Do you need apache zeppelin for apache spark?


Asked by Charlee Maxwell on Nov 29, 2021 Spark Programming guide



Especially, Apache Zeppelin provides built-in Apache Spark integration. You don't need to build a separate module, plugin or library for it. Runtime jar dependency loading from local filesystem or maven repository. Learn more about dependency loader.
Consequently,
Apache Zeppelin Apache Spark is web-based notebook that enables interactive data analytics. Zeppelin interpreter concept allows any language/data-processing-backend to be plugged into Zeppelin. Apache Spark is a fast and general engine for big data processing, with built-in modules for streaming, SQL, machine learning and graph processing.
Indeed, If you are targeting Spark 1.x, you should use Zeppelin 0.6.0. While Apache Spark offers a robust, high performance engine for distributed data processing, it does not necessarily fit directly into the day-to-day workflow of data scientists and analysts.
Accordingly,
If running each Paragraph works without errors, Zeppelin has been installed successfully. By default, Zeppelin's Spark Interpreter points at a local Spark cluster bundled with the Zeppelin distribution.
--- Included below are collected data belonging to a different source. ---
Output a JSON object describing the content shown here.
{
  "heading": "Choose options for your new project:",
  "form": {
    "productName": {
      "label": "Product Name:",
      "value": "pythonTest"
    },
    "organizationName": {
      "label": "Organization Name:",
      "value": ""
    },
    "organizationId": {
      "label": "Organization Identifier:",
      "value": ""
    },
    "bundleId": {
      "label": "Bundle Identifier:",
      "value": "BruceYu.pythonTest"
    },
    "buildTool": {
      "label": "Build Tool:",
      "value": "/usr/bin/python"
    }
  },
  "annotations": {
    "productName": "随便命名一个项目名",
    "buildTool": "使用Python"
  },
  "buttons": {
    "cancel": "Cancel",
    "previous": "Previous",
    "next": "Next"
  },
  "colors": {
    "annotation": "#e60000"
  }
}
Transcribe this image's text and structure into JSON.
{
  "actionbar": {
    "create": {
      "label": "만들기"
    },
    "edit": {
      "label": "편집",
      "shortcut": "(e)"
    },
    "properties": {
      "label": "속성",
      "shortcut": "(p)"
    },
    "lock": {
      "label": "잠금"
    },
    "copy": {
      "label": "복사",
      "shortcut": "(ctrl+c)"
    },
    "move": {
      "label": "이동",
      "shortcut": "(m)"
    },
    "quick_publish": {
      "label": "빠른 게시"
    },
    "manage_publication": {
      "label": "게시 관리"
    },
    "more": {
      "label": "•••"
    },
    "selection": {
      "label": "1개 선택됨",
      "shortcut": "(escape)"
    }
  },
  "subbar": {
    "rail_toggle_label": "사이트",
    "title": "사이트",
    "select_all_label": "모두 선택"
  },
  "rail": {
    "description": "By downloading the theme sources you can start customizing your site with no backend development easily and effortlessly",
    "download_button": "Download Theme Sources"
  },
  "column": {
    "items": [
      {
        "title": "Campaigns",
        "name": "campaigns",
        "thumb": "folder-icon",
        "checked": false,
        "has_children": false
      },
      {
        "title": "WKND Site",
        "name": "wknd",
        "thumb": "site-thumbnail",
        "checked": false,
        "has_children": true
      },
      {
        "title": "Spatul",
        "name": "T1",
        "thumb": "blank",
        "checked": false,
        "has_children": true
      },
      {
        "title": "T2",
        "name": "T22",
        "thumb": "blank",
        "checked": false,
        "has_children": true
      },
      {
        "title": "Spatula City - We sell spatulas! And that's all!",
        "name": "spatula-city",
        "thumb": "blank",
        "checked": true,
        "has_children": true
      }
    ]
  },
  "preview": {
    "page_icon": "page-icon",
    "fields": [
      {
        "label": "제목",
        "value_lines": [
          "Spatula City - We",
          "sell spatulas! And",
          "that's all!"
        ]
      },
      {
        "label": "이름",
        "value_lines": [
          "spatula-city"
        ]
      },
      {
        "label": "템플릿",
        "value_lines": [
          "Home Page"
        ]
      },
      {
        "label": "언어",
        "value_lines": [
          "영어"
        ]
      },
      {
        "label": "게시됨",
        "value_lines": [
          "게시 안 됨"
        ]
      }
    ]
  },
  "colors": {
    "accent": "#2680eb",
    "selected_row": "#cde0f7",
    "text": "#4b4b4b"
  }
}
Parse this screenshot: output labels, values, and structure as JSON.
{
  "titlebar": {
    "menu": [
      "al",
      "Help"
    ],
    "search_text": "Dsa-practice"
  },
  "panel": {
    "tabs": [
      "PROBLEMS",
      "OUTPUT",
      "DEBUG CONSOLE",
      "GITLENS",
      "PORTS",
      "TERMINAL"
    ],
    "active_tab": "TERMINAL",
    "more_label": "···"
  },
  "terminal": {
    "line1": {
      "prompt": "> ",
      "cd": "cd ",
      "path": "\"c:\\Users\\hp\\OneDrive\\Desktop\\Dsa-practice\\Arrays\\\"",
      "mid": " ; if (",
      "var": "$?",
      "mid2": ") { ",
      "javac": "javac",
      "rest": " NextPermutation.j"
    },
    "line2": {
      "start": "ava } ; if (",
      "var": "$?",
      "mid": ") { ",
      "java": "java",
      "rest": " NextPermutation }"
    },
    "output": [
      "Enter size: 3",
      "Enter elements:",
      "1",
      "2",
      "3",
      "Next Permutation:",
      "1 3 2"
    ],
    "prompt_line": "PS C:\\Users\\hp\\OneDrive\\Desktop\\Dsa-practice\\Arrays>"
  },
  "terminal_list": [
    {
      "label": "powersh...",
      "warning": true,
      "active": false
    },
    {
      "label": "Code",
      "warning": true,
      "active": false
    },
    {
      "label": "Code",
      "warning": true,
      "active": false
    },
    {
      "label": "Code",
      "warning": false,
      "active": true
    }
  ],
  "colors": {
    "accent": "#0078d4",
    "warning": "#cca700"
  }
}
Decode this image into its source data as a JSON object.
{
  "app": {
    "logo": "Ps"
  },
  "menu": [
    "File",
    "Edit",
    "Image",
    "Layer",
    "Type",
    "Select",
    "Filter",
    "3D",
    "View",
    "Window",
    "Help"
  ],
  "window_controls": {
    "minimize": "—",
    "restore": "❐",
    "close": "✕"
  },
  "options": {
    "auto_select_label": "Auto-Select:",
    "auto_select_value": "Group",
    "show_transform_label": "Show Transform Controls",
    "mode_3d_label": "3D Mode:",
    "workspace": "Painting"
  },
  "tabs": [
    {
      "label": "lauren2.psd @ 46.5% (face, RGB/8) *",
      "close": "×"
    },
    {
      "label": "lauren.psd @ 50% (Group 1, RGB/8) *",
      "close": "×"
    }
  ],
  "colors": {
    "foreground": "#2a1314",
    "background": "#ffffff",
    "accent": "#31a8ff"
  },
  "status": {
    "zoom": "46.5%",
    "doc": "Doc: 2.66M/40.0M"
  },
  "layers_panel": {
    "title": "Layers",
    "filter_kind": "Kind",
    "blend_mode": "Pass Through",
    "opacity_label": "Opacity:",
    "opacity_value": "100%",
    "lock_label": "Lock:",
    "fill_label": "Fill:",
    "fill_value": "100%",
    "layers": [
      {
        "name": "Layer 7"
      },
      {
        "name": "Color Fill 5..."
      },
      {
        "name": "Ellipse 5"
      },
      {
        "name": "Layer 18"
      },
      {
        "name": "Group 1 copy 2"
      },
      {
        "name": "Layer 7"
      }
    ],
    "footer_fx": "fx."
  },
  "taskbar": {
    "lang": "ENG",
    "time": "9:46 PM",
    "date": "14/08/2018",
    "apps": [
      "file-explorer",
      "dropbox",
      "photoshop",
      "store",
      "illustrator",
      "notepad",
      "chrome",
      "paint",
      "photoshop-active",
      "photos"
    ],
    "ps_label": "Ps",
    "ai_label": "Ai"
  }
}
It is very straightforward to point at an existing Spark cluster instead.
In respect to this,
You need a web-accessible server where you can install Zeppelin and a web browser to visit the user interface (UI). If you are installing on Amazon EC2 (such as the instance used in Tutorial #2: Installing Spark on Amazon EC2 ), it should have at least 1 GB of free memory available.